Programmatically prevent external script interactions with application?

Hi, I was wondering is it possible to programmatically prevent external script interactions with application?

Imagine a ‘Public’ script that is attached to a player in game.
Since the script is public and anyone can edit it, how can I prevent it to messing up other entities, app code etc and just allow if it affects a group of predefined entities?

Also, how well does PlayCanvas stand out in terms of Javascript injections etc? Is it hard to ‘Hack’ in to the app itself

A little update: Seems like console is just enough to hack in to the app, but the debug instanty throws an message so it is possible to detect it? How?
Anyways, once the game is raedy I’ll have to do some server-side logic and scripting to prevent bad stuff happening with multiplayer game, any advices?

Hi @Newbie_Coder,

All JavaScript executes in the client, that is your player’s device. Meaning he can at any point have access and mess with your code. There are some strategies to make that harder by minifying and obfuscating your code but that can’t prevent 100% determined users. It will just slow them down.

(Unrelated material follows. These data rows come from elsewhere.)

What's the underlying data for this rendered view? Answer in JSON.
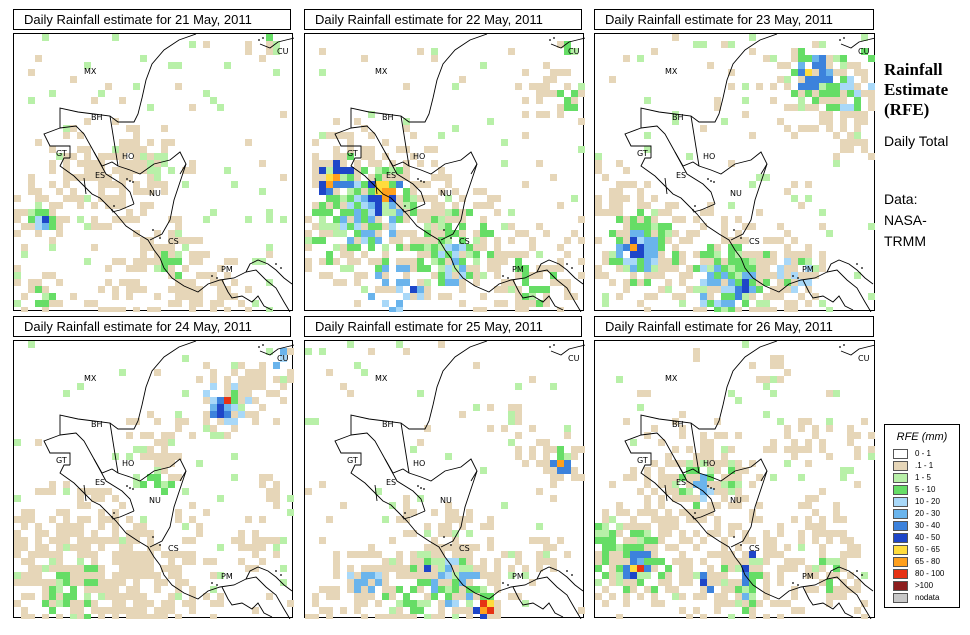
{
  "panels": [
    {
      "title": "Daily Rainfall estimate for  21 May, 2011"
    },
    {
      "title": "Daily Rainfall estimate for  22 May, 2011"
    },
    {
      "title": "Daily Rainfall estimate for  23 May, 2011"
    },
    {
      "title": "Daily Rainfall estimate for  24 May, 2011"
    },
    {
      "title": "Daily Rainfall estimate for  25 May, 2011"
    },
    {
      "title": "Daily Rainfall estimate for  26 May, 2011"
    }
  ],
  "map_labels": [
    "MX",
    "BH",
    "GT",
    "HO",
    "ES",
    "NU",
    "CS",
    "PM",
    "CU"
  ],
  "side": {
    "title": "Rainfall Estimate (RFE)",
    "subtitle": "Daily Total",
    "source": "Data: NASA-TRMM"
  },
  "legend": {
    "title": "RFE (mm)",
    "items": [
      {
        "label": "0 - 1",
        "color": "#ffffff"
      },
      {
        "label": ".1 - 1",
        "color": "#e6d6b8"
      },
      {
        "label": "1 - 5",
        "color": "#b8f0a8"
      },
      {
        "label": "5 - 10",
        "color": "#66dd66"
      },
      {
        "label": "10 - 20",
        "color": "#a8d8f8"
      },
      {
        "label": "20 - 30",
        "color": "#6ab4ec"
      },
      {
        "label": "30 - 40",
        "color": "#3c82dc"
      },
      {
        "label": "40 - 50",
        "color": "#1e46c8"
      },
      {
        "label": "50 - 65",
        "color": "#ffdc3c"
      },
      {
        "label": "65 - 80",
        "color": "#ffa01e"
      },
      {
        "label": "80 - 100",
        "color": "#e63214"
      },
      {
        "label": ">100",
        "color": "#8c1e1e"
      },
      {
        "label": "nodata",
        "color": "#c8c8c8"
      }
    ]
  }
}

When it comes to multiplayer, even native non JS games suffer from cheating and exploiting. The solution is always the same:

Don’t trust the client.

Run all of your game sensitive code in the server and verify all game rules server side. There is a lot of literature online, try doing some searches for multiplayer and anti cheating.

1 Like

You can obfuscate the published game scripts with something like that can make it difficult to inject and use devtools but as Leonidas said, never trust the client. People can also modify network packets relatively easily.

1 Like

Great tips!
But what if I can’t do some very important logic on server side? Calculating near entities models and its mesh instances for example, which is crucial for the next steps

You are going to have to by having that data on the server side.